The Nautical Mystery of the SS Waratah
It may come as a surprise to some that the Bermuda Triangle is not the only area where ships can disappear without a trace. There are many reasons why ships sink and usually parts of them are found eventually. However, this is a case in which nothing has been found for over 100 years and she didn’t go down in the Bermuda Triangle. Although it’s been over 100 years, the SS Waratah remains lost but definitely not forgotten.
There is a rugged and dangerous eastern coastline of South Africa, between Durban and Cape Town, that is known as the Wild Coast. It’s been over 100 years since the SS Waratah disappeared off the rocky Wild Coast. This ship has since been dubbed as Australia’s Titanic. We all know why the “unsinkable” Titanic sank and when. The RMS Titanic’s fateful voyage ended only four days into the ship’s iconic voyage on the night of April 14th through the morning of April 15th, 1912 in the North Atlantic Ocean by hitting an iceberg. It was travelling from Southampton to New York City.
However, the SS Waratah sank well before the Titanic. She was designed to serve as a passenger and cargo liner to Australia and was launched on 12 September 1908 by Mrs. J. W. Taverner, wife of the Agent-General of Victoria. Weighing almost 10,000 tons, this 500-foot steamer ship disappeared in July 1909, on her return voyage from Australia via Cape Town. There were no survivors; all 211 passengers plus the crew went down with her somewhere in the Indian ocean.
What seems to be a total evaporation of the ship remains one of the most inexplicable nautical mysteries in history. To this day no remnant of any part of the ship has ever been discovered.
Some people have theorized the ship could have been struck by a massive freak wave, was unable to recover and capsized, thus sinking beneath the waves. Others say, it just vanished. In over 100 years since it disappearance numerous theories have tried to explain its fateful journey.
As stated by the communication reports of that day, the liner stopped in Durban then continued sailing along the Transkei Wild Coast on July 28, 1909 headed to London. Along the route, this liner would have made a stop in Cape Town before setting sail again. It was in July 1971 that more archived communication was found stating the following: “Two people had disembarked in Durban – one to find a job and the other after he had a dream that the ship would sink – and after being spotted by two other ships along the Transkei Wild Coast, the Waratah disappeared in what was to become ‘one of the most baffling nautical mysteries of all time.”
The Wild Coast is aptly named because the waters near Port St Johns between Durban and East London, can be a stormy and turbulent rocky coast with ocean swells reaching anywhere from 59 to 68 feet high in rough weather are nothing new for the area and makes for difficult rescues. The rough seas off the coast have destroyed many ships since the demise of the SS Waratah. Experts agree that the waters around the area are deemed as dangerous and implied as such on shipping maps.
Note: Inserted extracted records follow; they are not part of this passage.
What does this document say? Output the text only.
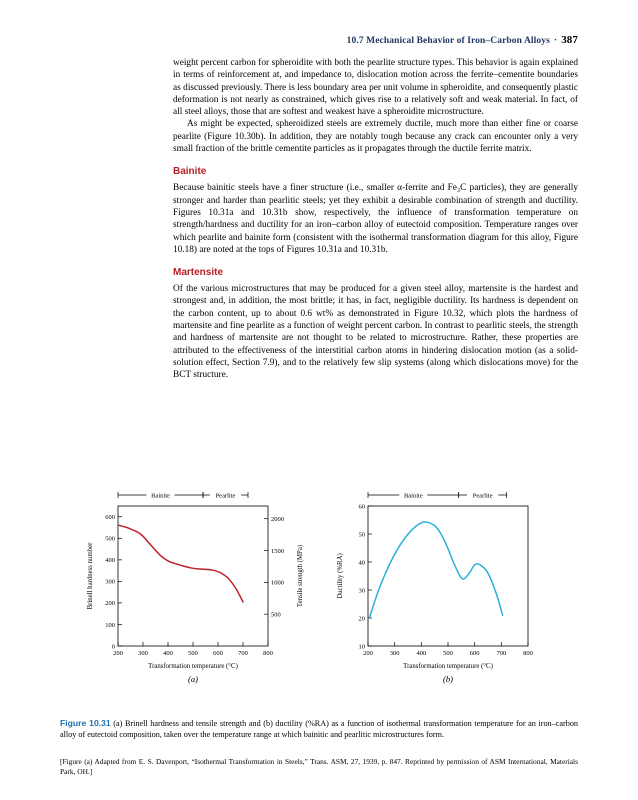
10.7 Mechanical Behavior of Iron–Carbon Alloys · 387

weight percent carbon for spheroidite with both the pearlite structure types. This behavior is again explained in terms of reinforcement at, and impedance to, dislocation motion across the ferrite–cementite boundaries as discussed previously. There is less boundary area per unit volume in spheroidite, and consequently plastic deformation is not nearly as constrained, which gives rise to a relatively soft and weak material. In fact, of all steel alloys, those that are softest and weakest have a spheroidite microstructure.

As might be expected, spheroidized steels are extremely ductile, much more than either fine or coarse pearlite (Figure 10.30b). In addition, they are notably tough because any crack can encounter only a very small fraction of the brittle cementite particles as it propagates through the ductile ferrite matrix.

Bainite

Because bainitic steels have a finer structure (i.e., smaller α-ferrite and Fe₃C particles), they are generally stronger and harder than pearlitic steels; yet they exhibit a desirable combination of strength and ductility. Figures 10.31a and 10.31b show, respectively, the influence of transformation temperature on strength/hardness and ductility for an iron–carbon alloy of eutectoid composition. Temperature ranges over which pearlite and bainite form (consistent with the isothermal transformation diagram for this alloy, Figure 10.18) are noted at the tops of Figures 10.31a and 10.31b.

Martensite

Of the various microstructures that may be produced for a given steel alloy, martensite is the hardest and strongest and, in addition, the most brittle; it has, in fact, negligible ductility. Its hardness is dependent on the carbon content, up to about 0.6 wt% as demonstrated in Figure 10.32, which plots the hardness of martensite and fine pearlite as a function of weight percent carbon. In contrast to pearlitic steels, the strength and hardness of martensite are not thought to be related to microstructure. Rather, these properties are attributed to the effectiveness of the interstitial carbon atoms in hindering dislocation motion (as a solid-solution effect, Section 7.9), and to the relatively few slip systems (along which dislocations move) for the BCT structure.

200 300 400 500 600 700 800
0
100
200
300
400
500
600
500
1000
1500
2000
Tensile strength (MPa)
Transformation temperature (°C)
Brinell hardness number
Bainite	Pearlite
(a)
200	300	400	500	600	700	800
10
20
30
40
50
60
Transformation temperature (°C)
Ductility (%RA)
Bainite	Pearlite
(b)
Figure 10.31 (a) Brinell hardness and tensile strength and (b) ductility (%RA) as a function of isothermal transformation temperature for an iron–carbon alloy of eutectoid composition, taken over the temperature range at which bainitic and pearlitic microstructures form.
[Figure (a) Adapted from E. S. Davenport, “Isothermal Transformation in Steels,” Trans. ASM, 27, 1939, p. 847. Reprinted by permission of ASM International, Materials Park, OH.]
Some ideas for this tragedy include everything from an explosion in the heating system of the ship, inability to control her in the strong current to turbulent weather that left her floating directionless. Any of these could have caused her to eventually drift from the Southern African Shoreline into the Antarctic Circle. The liner had enough provisions on board to last a full year. Surely if the ship sank to the ocean floor, something like a deck chair or even bodies would have been found at some point.
The Greek liner, Oceanos, a cruise ship which sank in early August of 1991 is one story with a happy ending. While the captain and crew abandoned the ship, it was the entertainers who sent the distress call and made sure everyone was rescued. All 600 passengers and crew aboard the Oceanos were rescued safely and is still deemed a miracle. It’s known as one of the largest and most-successful rescue attempts in modern history on the Southern African coast.
After an expedition funded through N.U.M.A. (National Underwater and Marine Agency) and led by Emlyn Brown in 1999, evidence was thought to be found of the mysterious vessel; even this, however, was confirmed not to be the remains of the SS Waratah.
Clive Cussler, founder of N.U.M.A is quoted as saying “We have already searched for the WARATAH on nine separate expeditions since 1983. I guess she is going to continue to be elusive a while longer, but Emlyn and I refuse to give up.”